Buscar novas alternativas de expansão em pontos fora do tradicional tem sido uma tendência crescente entre as redes. Os números ainda são pouco representativos, mas a tendência é de mudança em um curto espaço de tempo. Segundo dados da ABF, 90% das franquias ainda estão dentro de shopping centers e na rua; galerias de supermercados respondem por 0,8% e condomínios residenciais, comerciais, clubes e outros, por 1,4%. "Quanto mais maduro o setor fica e as oportunidades de expansão diminuem, mais as redes passarão a olhar para locais alternativos", afirma Cristofoletti. As vantagens são muitas, desde menor concorrência até faturamento maior com uma estrutura de baixo custo.

A opinião é compartilhada por Anderson Macena, fundador da Top Spa Car, franquia de lava-rápidos adaptada para concessionárias, que desde o início das operações procurou fugir do lugar comum.
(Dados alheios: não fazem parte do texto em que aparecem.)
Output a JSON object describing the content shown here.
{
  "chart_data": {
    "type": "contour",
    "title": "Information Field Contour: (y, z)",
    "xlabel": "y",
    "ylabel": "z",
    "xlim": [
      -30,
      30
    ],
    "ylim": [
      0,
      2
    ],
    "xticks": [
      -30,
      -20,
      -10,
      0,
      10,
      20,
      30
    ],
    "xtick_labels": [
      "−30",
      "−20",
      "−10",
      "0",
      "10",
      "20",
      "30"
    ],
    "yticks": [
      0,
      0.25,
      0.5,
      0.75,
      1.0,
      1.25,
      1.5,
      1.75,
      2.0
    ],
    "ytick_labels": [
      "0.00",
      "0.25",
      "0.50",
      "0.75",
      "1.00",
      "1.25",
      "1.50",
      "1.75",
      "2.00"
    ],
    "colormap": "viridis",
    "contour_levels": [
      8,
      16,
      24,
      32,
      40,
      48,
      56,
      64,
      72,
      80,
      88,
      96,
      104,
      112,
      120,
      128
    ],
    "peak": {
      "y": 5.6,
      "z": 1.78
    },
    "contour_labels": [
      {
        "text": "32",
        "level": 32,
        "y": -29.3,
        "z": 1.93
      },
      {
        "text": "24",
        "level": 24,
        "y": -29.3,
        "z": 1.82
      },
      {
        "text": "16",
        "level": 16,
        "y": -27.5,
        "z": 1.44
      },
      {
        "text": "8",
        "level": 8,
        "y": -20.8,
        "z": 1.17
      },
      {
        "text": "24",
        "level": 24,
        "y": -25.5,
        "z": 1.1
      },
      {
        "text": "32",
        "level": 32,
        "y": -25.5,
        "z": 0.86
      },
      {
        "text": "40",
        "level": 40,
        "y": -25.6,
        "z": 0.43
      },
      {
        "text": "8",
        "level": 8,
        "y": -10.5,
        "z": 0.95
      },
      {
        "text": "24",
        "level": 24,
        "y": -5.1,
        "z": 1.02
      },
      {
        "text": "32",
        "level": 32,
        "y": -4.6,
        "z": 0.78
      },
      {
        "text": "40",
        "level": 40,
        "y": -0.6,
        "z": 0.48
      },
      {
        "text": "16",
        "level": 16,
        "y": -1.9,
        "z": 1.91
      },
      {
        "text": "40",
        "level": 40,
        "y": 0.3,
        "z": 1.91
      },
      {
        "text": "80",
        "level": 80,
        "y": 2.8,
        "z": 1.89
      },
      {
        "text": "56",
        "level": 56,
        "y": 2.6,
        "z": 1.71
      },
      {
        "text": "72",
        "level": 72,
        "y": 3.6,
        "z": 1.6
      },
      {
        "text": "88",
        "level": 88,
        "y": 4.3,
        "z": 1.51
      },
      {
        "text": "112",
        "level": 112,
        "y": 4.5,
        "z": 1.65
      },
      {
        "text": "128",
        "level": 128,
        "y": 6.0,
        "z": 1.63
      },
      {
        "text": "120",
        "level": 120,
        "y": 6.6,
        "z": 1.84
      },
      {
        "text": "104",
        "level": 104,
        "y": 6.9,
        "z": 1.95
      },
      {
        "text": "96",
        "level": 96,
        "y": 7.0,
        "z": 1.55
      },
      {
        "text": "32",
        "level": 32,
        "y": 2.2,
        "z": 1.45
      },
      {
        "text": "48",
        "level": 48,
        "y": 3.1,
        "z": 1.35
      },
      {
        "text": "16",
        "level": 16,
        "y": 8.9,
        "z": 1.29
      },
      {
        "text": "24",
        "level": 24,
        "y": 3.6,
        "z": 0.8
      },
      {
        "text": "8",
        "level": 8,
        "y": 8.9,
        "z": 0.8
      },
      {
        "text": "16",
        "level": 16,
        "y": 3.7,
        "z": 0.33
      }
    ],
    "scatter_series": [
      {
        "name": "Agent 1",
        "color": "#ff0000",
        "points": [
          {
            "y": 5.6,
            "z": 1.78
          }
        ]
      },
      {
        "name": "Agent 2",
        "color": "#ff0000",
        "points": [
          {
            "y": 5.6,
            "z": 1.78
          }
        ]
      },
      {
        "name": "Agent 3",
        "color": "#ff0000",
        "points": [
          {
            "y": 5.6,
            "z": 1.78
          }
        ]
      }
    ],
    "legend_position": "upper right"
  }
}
Criada há 12 anos, a rede conta com 61 unidades e oferece mais de 20 diferentes serviços de estética automotiva. Segundo Macena, existem aproximadamente 400 shoppings em operação no Brasil e mais de 4 mil concessionárias de automóveis espalhadas pelo país, "que não cobram aluguel, água e luz". "É preciso abrir a cabeça, enxergar além do modelo tradicional", afirma.